Bravo Eleonora, hast du toll hinbekommen! Bist du jetzt stolz auf dich? Sicherlich nicht, oder? Ich ließ den Blick noch einmal durch den Raum schweifen und stellte mir die Figuren vor, die hier ihr Dasein gefristet hatten, bevor sie endlich zu ihren wahren Ichs zurückkehren konnten. Ich war froh, dass ich nicht dazu gehörte, denn nicht alle hatten es geschafft. Der blasse Geist von Klein-Eleonora würde bestimmt noch lange durch die Schulflure spuken, ohne Hoffnung darauf, dieser Welt jemals zu entkommen.
Von ihrem Abbild war sie unwiederbringlich getrennt, für sie war es nicht mehr möglich, zurückzukommen. Dieser Gedanke stimmte mich nun doch traurig, denn wer weiß, was aus Eleonora geworden wäre, hätte sie nicht diesen Weg eingeschlagen? Vielleicht wäre sie nicht so beliebt und angesehen wie jetzt gewesen, aber sie hätte vielleicht Freunde gehabt, die sie wirklich so nennen konnte.
Schnulzig, aber wahr, ich war froh, von mir behaupten zu können, dass das auf mich zutraf.

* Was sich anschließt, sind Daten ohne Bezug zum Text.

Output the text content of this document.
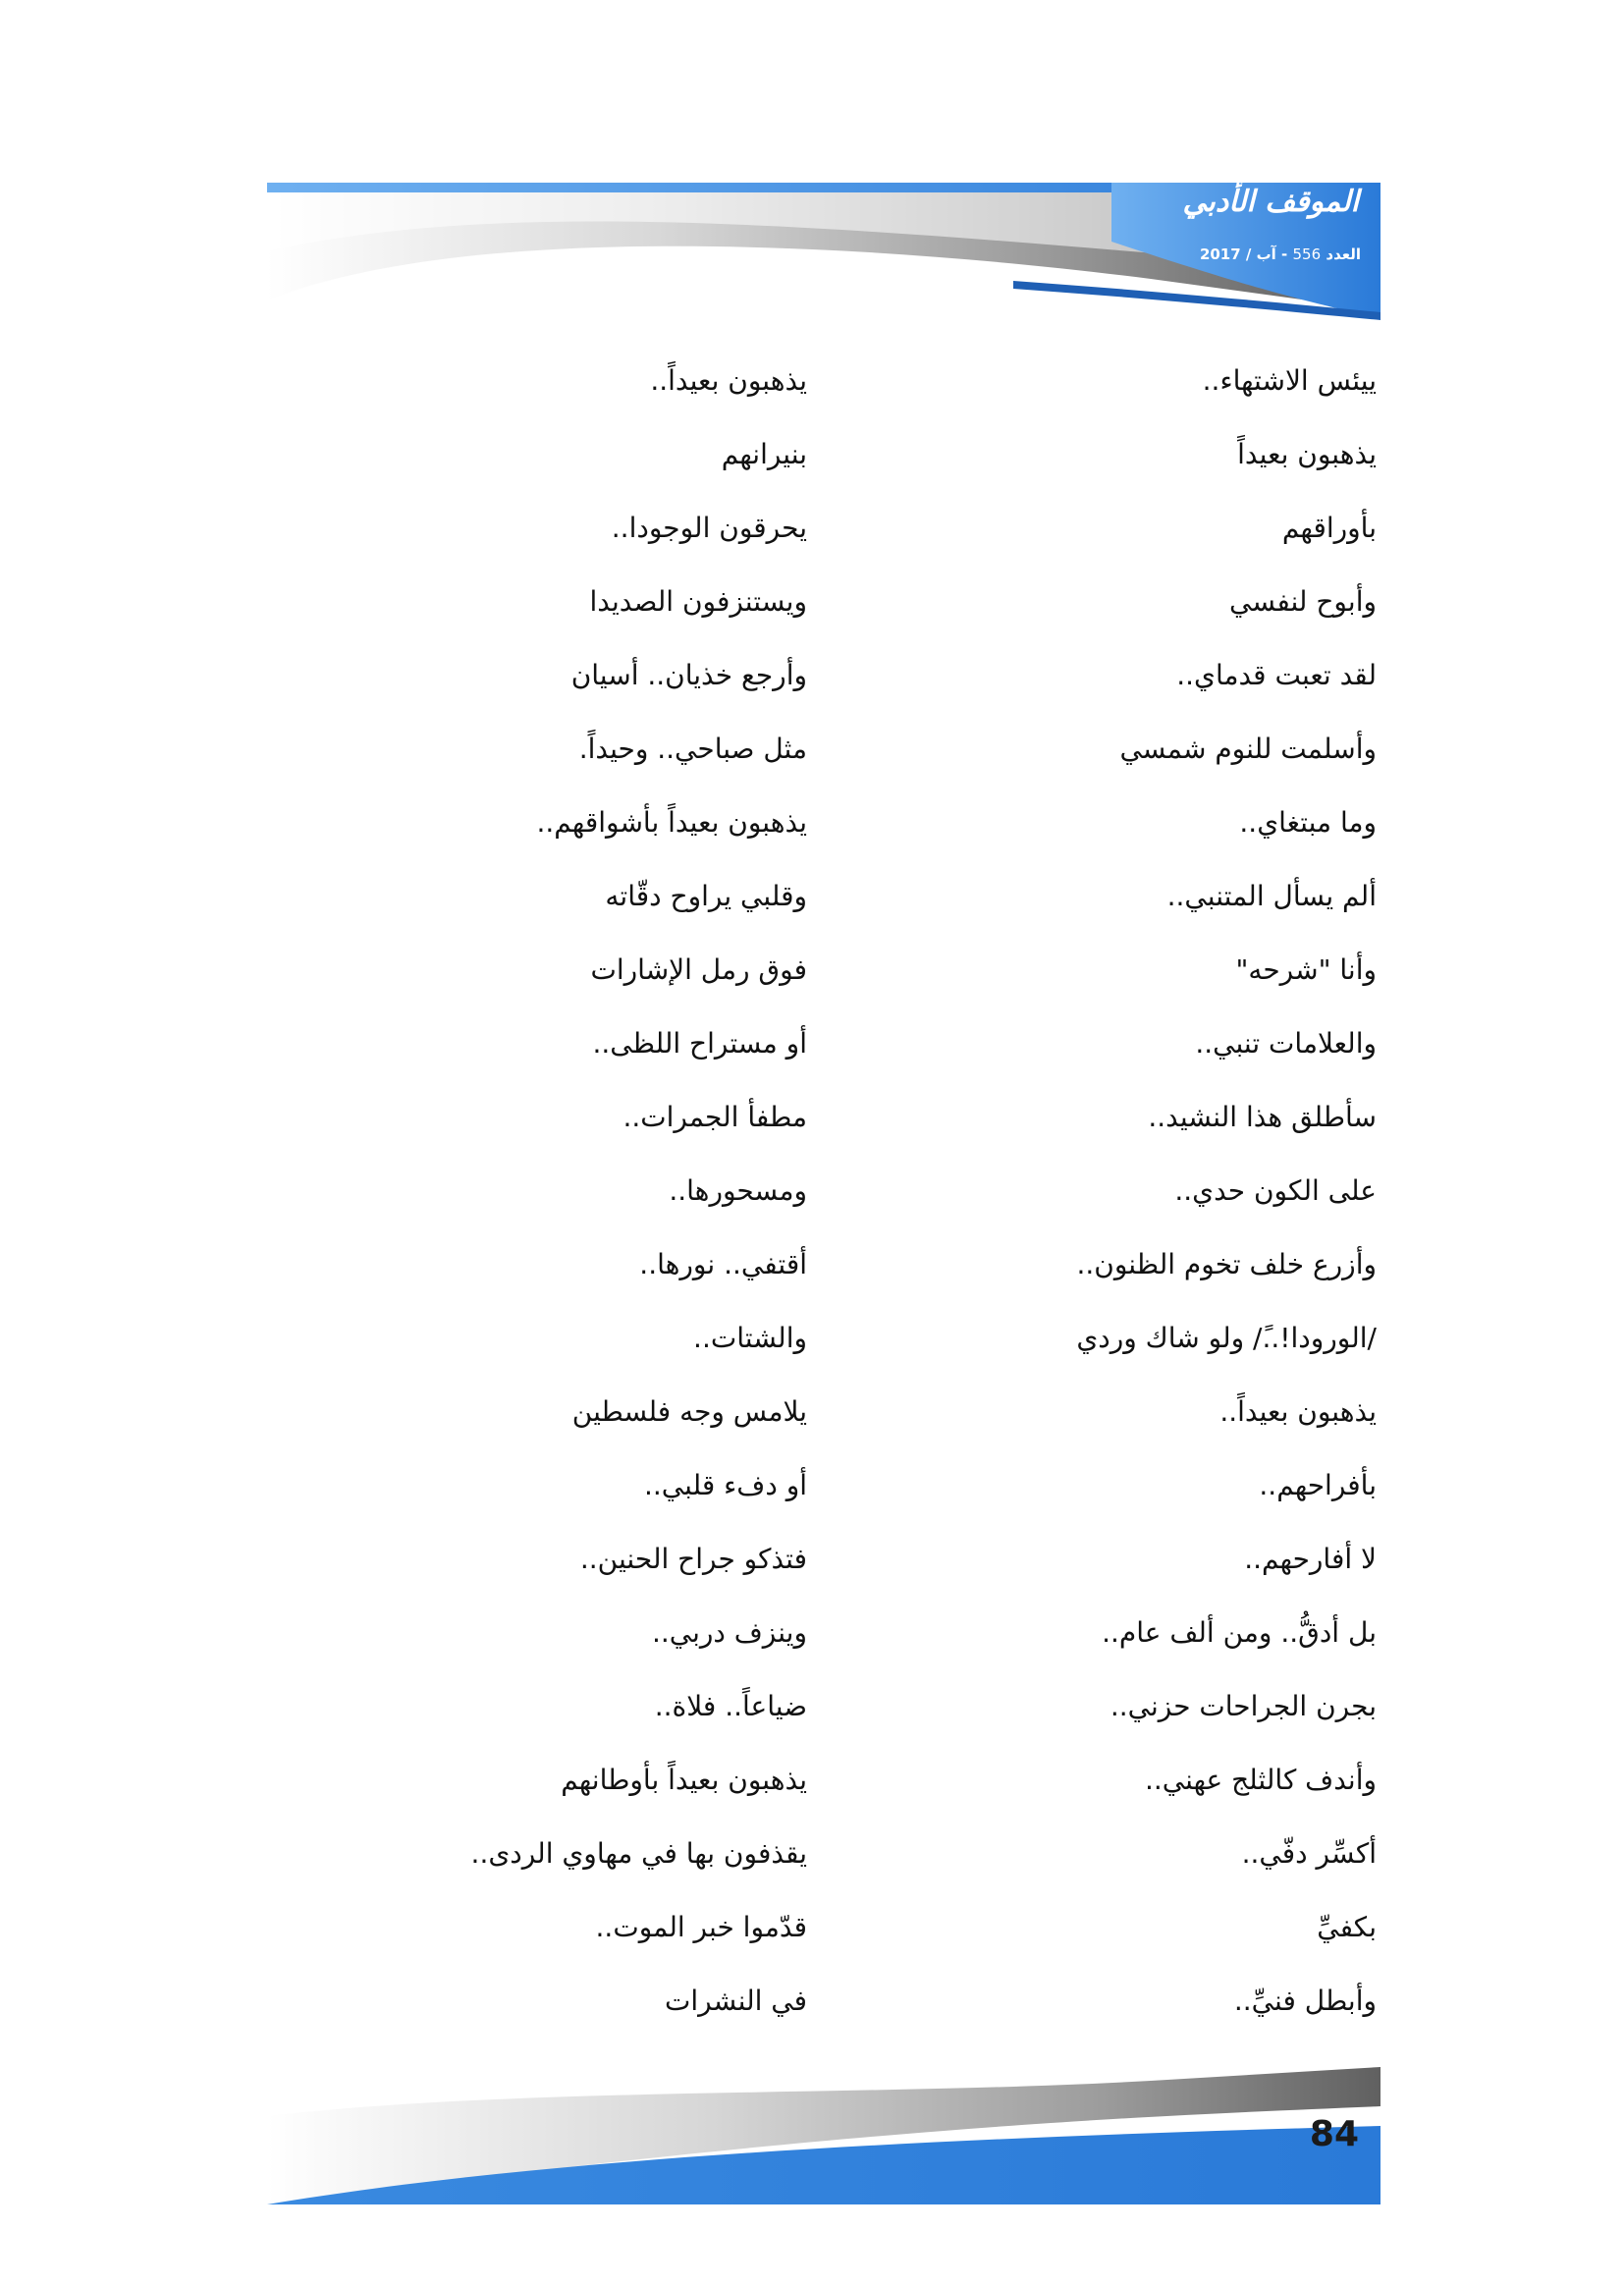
الموقف الأدبي
العدد 556 - آب / 2017
ييئس الاشتهاء..
يذهبون بعيداً
بأوراقهم
وأبوح لنفسي
لقد تعبت قدماي..
وأسلمت للنوم شمسي
وما مبتغاي..
ألم يسأل المتنبي..
وأنا "شرحه"
والعلامات تنبي..
سأطلق هذا النشيد..
على الكون حدي..
وأزرع خلف تخوم الظنون..
/الورودا!..ً/ ولو شاك وردي
يذهبون بعيداً..
بأفراحهم..
لا أفارحهم..
بل أدقُّ.. ومن ألف عام..
بجرن الجراحات حزني..
وأندف كالثلج عهني..
أكسِّر دفّي..
بكفيِّ
وأبطل فنيِّ..
يذهبون بعيداً..
بنيرانهم
يحرقون الوجودا..
ويستنزفون الصديدا
وأرجع خذيان.. أسيان
مثل صباحي.. وحيداً.
يذهبون بعيداً بأشواقهم..
وقلبي يراوح دقّاته
فوق رمل الإشارات
أو مستراح اللظى..
مطفأ الجمرات..
ومسحورها..
أقتفي.. نورها..
والشتات..
يلامس وجه فلسطين
أو دفء قلبي..
فتذكو جراح الحنين..
وينزف دربي..
ضياعاً.. فلاة..
يذهبون بعيداً بأوطانهم
يقذفون بها في مهاوي الردى..
قدّموا خبر الموت..
في النشرات
84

Ich wusste, dass ich mich auf Bennett, Amon, Ria und Philine verlassen konnte und dass wir zusammenhielten. Auch, wenn es oftmals nicht einfach mit mir war, aber jeder von uns hatte schließlich seine Macken. Womit wir wieder beim Thema wären. Niemand ist perfekt und das hat seine guten Gründe, die wir einfach hinnehmen mussten und nicht versuchen sollten, sie zu hinterfragen oder gar zu umgehen. Damit machten sich die angeblich Perfekten doch auch nur zum Opfer ihrer selbst.
Also zog ich die Tür zu, schloss zu und sprintete dann die Treppe hinauf, zurück zur Aula.